Eileen recalls taking a friend to visit St Patrick’s Church at a time when Catholics and Protestants were often in conflict.
We all went to St Patricks. The church was always packed on a Sunday; people would have to stand in the porch it was that packed. When you went in; all the men would go on one side and sit, and all the women on the other side, and upstairs in the gallery men and women would go. They had private pews by the altar but you could go in the pews if you wanted to and it was very nice. The pews were from the well off families, years before. They weren’t so well off in my time. St Patrick had his fingers broken years ago when the Orange Lodge tried to pull the statue down. That was before my time.
Chrissy Miller was my mate a few doors away. She wasn’t a Catholic. They had a big family and Emmy, her sister, was with me one day when we were passing St Patricks Church, and I said to her,
‘You’ve never been in our church have you?’
And she said, ‘No’.
I think it might have been the Exposition on; – all the flowers you know.
I said, ‘Come and Have a look’.
And she said, ‘No, I’m not allowed!’
I said ‘Come upstairs in the gallery’.
We went upstairs, – and she was Orange you know, and when she came down the stairs she fell!
We hadn’t seen the Millers since we left there in the 1930s and then when we first came to Runcorn our Mikey was showing us round.

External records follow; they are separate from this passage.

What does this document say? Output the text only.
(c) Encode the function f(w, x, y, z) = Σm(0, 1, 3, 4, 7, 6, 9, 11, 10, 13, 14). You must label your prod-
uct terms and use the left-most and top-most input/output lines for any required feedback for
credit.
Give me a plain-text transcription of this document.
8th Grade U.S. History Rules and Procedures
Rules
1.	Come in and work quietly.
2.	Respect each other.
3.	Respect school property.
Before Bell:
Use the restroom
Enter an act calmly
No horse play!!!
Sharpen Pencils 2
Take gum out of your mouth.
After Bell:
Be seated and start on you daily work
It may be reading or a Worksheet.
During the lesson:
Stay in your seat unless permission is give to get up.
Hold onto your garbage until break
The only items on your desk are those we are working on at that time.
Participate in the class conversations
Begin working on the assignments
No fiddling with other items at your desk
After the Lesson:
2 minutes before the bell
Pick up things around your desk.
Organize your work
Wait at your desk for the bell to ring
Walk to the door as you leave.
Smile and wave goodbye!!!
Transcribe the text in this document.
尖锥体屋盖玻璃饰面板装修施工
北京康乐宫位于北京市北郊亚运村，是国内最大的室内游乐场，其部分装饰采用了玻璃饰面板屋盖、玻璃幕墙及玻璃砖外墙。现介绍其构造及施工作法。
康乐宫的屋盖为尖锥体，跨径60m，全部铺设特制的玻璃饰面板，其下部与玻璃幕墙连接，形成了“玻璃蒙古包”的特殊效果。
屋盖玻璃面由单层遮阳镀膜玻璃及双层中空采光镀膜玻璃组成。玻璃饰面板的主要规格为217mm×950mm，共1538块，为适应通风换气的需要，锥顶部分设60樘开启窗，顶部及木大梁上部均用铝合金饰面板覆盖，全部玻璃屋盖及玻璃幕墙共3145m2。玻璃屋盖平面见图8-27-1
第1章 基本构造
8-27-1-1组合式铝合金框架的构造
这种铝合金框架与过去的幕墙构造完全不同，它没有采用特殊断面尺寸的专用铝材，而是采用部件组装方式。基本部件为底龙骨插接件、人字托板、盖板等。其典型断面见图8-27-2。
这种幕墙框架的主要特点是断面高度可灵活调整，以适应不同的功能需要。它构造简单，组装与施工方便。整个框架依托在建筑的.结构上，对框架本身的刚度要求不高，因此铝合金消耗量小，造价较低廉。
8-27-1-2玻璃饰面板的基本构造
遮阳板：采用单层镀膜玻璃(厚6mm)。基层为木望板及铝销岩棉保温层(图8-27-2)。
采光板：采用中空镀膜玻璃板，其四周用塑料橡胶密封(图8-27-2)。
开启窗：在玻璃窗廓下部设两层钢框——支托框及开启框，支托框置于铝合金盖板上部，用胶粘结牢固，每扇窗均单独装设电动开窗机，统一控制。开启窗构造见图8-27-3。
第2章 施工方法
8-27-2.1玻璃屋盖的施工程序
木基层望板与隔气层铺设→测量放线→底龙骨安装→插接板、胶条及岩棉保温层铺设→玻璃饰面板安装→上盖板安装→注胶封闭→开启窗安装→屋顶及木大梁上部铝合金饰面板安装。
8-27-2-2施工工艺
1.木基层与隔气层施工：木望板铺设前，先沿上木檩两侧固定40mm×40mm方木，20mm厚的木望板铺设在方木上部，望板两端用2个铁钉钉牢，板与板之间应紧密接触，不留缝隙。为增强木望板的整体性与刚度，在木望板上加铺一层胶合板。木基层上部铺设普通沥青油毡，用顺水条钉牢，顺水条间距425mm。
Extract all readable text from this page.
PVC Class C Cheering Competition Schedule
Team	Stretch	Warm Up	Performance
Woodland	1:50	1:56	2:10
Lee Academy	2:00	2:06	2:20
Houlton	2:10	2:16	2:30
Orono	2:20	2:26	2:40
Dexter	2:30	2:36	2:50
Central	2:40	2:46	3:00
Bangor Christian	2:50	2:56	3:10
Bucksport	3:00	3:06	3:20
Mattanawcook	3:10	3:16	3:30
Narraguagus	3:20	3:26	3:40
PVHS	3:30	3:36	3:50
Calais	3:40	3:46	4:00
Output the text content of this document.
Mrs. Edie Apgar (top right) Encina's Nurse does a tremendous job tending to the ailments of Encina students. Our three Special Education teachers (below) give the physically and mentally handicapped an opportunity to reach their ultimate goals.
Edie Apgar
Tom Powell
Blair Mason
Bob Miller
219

He said. ‘Come and see these bungalows, the gardens are lovely.’ We passed the bungalows at the back and Cissie went round with him and she seen a woman hanging washing out and our Mikey said,
‘Rosie Miller?’
And she said, ‘Yes. How do you know?’
He said. ‘Don’t you know us?’
And our Cissie said, ‘Cissie Lamb!’
Emmy and Chrissie used to come up to Runcorn now and again to see Rosie, and Emmy said to me,
‘Remember when I went in your church?’
I bet she said to herself, ‘I shouldn’t have been there!’